Gelecek Vaat Eden Bir Dağıtık Üretim Kaynağı Olarak Rüzgar Enerjisi

Okunma Süresi: 5 Dakika Yazar: Samed GURGUROĞLU Güncelleme: Şubat 15, 2020 19:45Yorum yapın Kategori: Rüzgar Enerjisi Etiketler: dağıtık üretim, ilk rüzgar santrali ilk rüzgar enerji santrali, ruzgar enerjisi, rüzgar teknolojileri, rüzgar turbini

Abone ol


Dağıtık Üretim Kaynağı Olarak Rüzgar Enerjisi; Rüzgar enerjisinin kullanımı çok eskilere dayanmaktadır. İlk olarak, Asya Medeniyetlerinden Çin, Tibet, Afganistan ve İran’da kullanıldığı bilinmektedir.
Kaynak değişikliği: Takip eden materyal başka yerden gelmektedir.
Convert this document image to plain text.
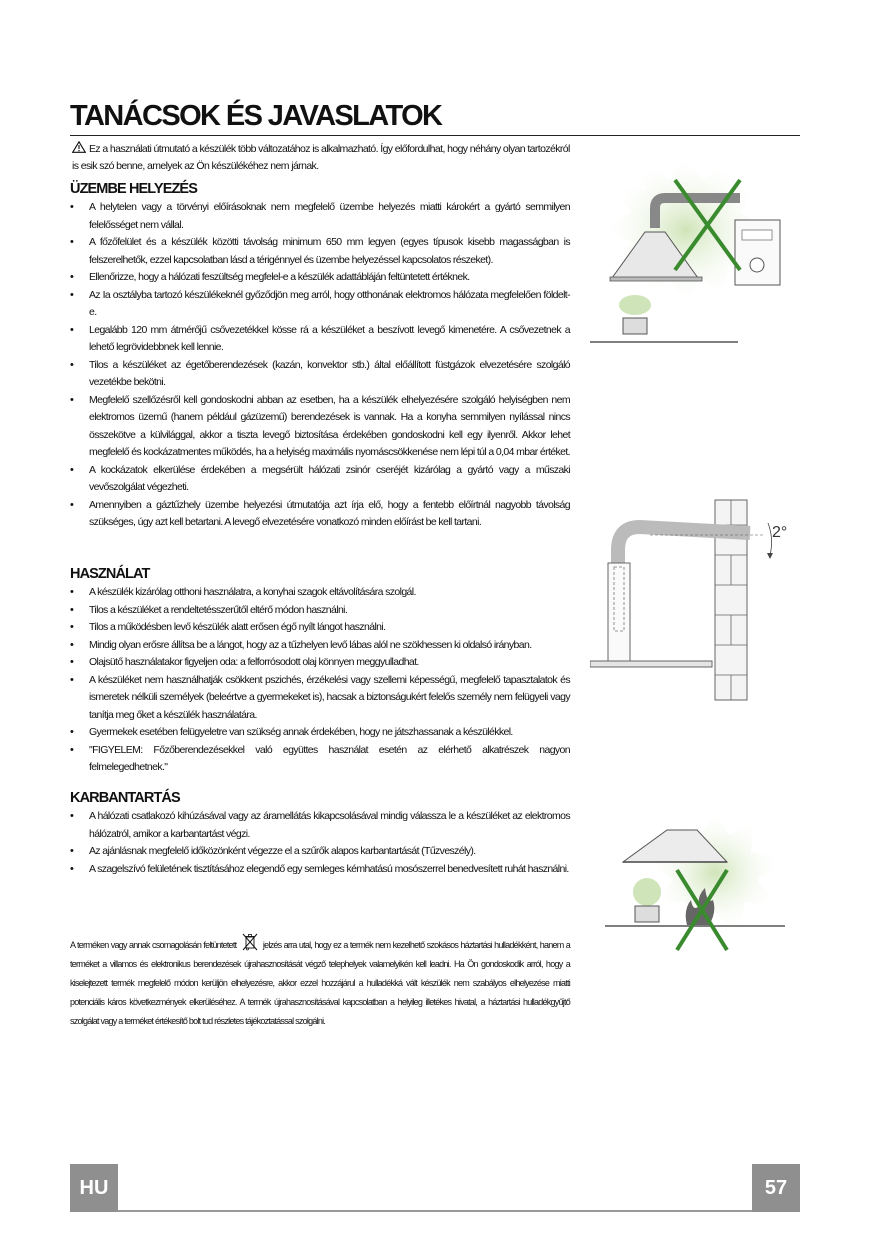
TANÁCSOK ÉS JAVASLATOK
Ez a használati útmutató a készülék több változatához is alkalmazható. Így előfordulhat, hogy néhány olyan tartozékról is esik szó benne, amelyek az Ön készülékéhez nem járnak.
ÜZEMBE HELYEZÉS
• A helytelen vagy a törvényi előírásoknak nem megfelelő üzembe helyezés miatti károkért a gyártó semmilyen felelősséget nem vállal.
• A főzőfelület és a készülék közötti távolság minimum 650 mm legyen (egyes típusok kisebb magasságban is felszerelhetők, ezzel kapcsolatban lásd a térigénnyel és üzembe helyezéssel kapcsolatos részeket).
• Ellenőrizze, hogy a hálózati feszültség megfelel-e a készülék adattábláján feltüntetett értéknek.
• Az Ia osztályba tartozó készülékeknél győződjön meg arról, hogy otthonának elektromos hálózata megfelelően földelt-e.
• Legalább 120 mm átmérőjű csővezetékkel kösse rá a készüléket a beszívott levegő kimenetére. A csővezetnek a lehető legrövidebbnek kell lennie.
• Tilos a készüléket az égetőberendezések (kazán, konvektor stb.) által előállított füstgázok elvezetésére szolgáló vezetékbe bekötni.
• Megfelelő szellőzésről kell gondoskodni abban az esetben, ha a készülék elhelyezésére szolgáló helyiségben nem elektromos üzemű (hanem például gázüzemű) berendezések is vannak. Ha a konyha semmilyen nyílással nincs összekötve a külvilággal, akkor a tiszta levegő biztosítása érdekében gondoskodni kell egy ilyenről. Akkor lehet megfelelő és kockázatmentes működés, ha a helyiség maximális nyomáscsökkenése nem lépi túl a 0,04 mbar értéket.
• A kockázatok elkerülése érdekében a megsérült hálózati zsinór cseréjét kizárólag a gyártó vagy a műszaki vevőszolgálat végezheti.
• Amennyiben a gáztűzhely üzembe helyezési útmutatója azt írja elő, hogy a fentebb előírtnál nagyobb távolság szükséges, úgy azt kell betartani. A levegő elvezetésére vonatkozó minden előírást be kell tartani.
HASZNÁLAT
• A készülék kizárólag otthoni használatra, a konyhai szagok eltávolítására szolgál.
• Tilos a készüléket a rendeltetésszerűtől eltérő módon használni.
• Tilos a működésben levő készülék alatt erősen égő nyílt lángot használni.
• Mindig olyan erősre állítsa be a lángot, hogy az a tűzhelyen levő lábas alól ne szökhessen ki oldalsó irányban.
• Olajsütő használatakor figyeljen oda: a felforrósodott olaj könnyen meggyulladhat.
• A készüléket nem használhatják csökkent pszichés, érzékelési vagy szellemi képességű, megfelelő tapasztalatok és ismeretek nélküli személyek (beleértve a gyermekeket is), hacsak a biztonságukért felelős személy nem felügyeli vagy tanítja meg őket a készülék használatára.
• Gyermekek esetében felügyeletre van szükség annak érdekében, hogy ne játszhassanak a készülékkel.
• "FIGYELEM: Főzőberendezésekkel való együttes használat esetén az elérhető alkatrészek nagyon felmelegedhetnek."
KARBANTARTÁS
• A hálózati csatlakozó kihúzásával vagy az áramellátás kikapcsolásával mindig válassza le a készüléket az elektromos hálózatról, amikor a karbantartást végzi.
• Az ajánlásnak megfelelő időközönként végezze el a szűrők alapos karbantartását (Tűzveszély).
• A szagelszívó felületének tisztításához elegendő egy semleges kémhatású mosószerrel benedvesített ruhát használni.
A terméken vagy annak csomagolásán feltüntetett	jelzés arra utal, hogy ez a termék nem kezelhető szokásos háztartási hulladékként, hanem a terméket a villamos és elektronikus berendezések újrahasznosítását végző telephelyek valamelyikén kell leadni. Ha Ön gondoskodik arról, hogy a kiselejtezett termék megfelelő módon kerüljön elhelyezésre, akkor ezzel hozzájárul a hulladékká vált készülék nem szabályos elhelyezése miatti potenciális káros következmények elkerüléséhez. A termék újrahasznosításával kapcsolatban a helyileg illetékes hivatal, a háztartási hulladékgyűjtő szolgálat vagy a terméket értékesítő bolt tud részletes tájékoztatással szolgálni.
2°
HU	57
Rüzgar türbinlerinin kullanımına ait ilk yazılı bilgiler Büyük İskender tarafından M.Ö. 200- 300 yıllarında basit yapıdaki yatay-eksenli rüzgar türbinler hakkındadır.

Rüzgar enerjisi potansiyelinin büyüklüğü nedeniyle göz ardı edilemeyecek bir dağıtık üretim ve yenilenebilir enerji kaynağıdır.

Fosil yakıtların ucuzluğu yedeniyle yeterli seviyede önemsenmeyen rüzgar enerjisi, 1970’li yıllardaki petrol krizleri nedeniyle tekrar hatırlanmıştır. 1980 sonrasındaki gelişmelerle; Avrupa ve ABD’de rüzgar santralleri ekonomi, çevre ve enerji açısından çağdaş mühendislik ürünleri haline gelmiştir.

Rüzgar türbinlerinin seri üretimine geçilmesi ile bu alandaki yatırımlar ve türbin üzerindeki gelişmeler gün geçtikçe artmış ve rüzgar santralleri kurulmuştur. Önceleri kara parçaları üzerinde kurulan rüzgar santralleri, artık denizlerin üzerine (Alarga – Offshore) kurulmaktadır.

1970’li yılların sonlarında, rüzgar enerjisi sağlayan küçük rüzgar türbinleri, diğer alternatif enerjilerle karşılaştırıldığında, yatırım maliyetlerinin azlığı ve gelişen teknolojilerin etkisiyle, pek çok kişinin ilgisini çekmiştir.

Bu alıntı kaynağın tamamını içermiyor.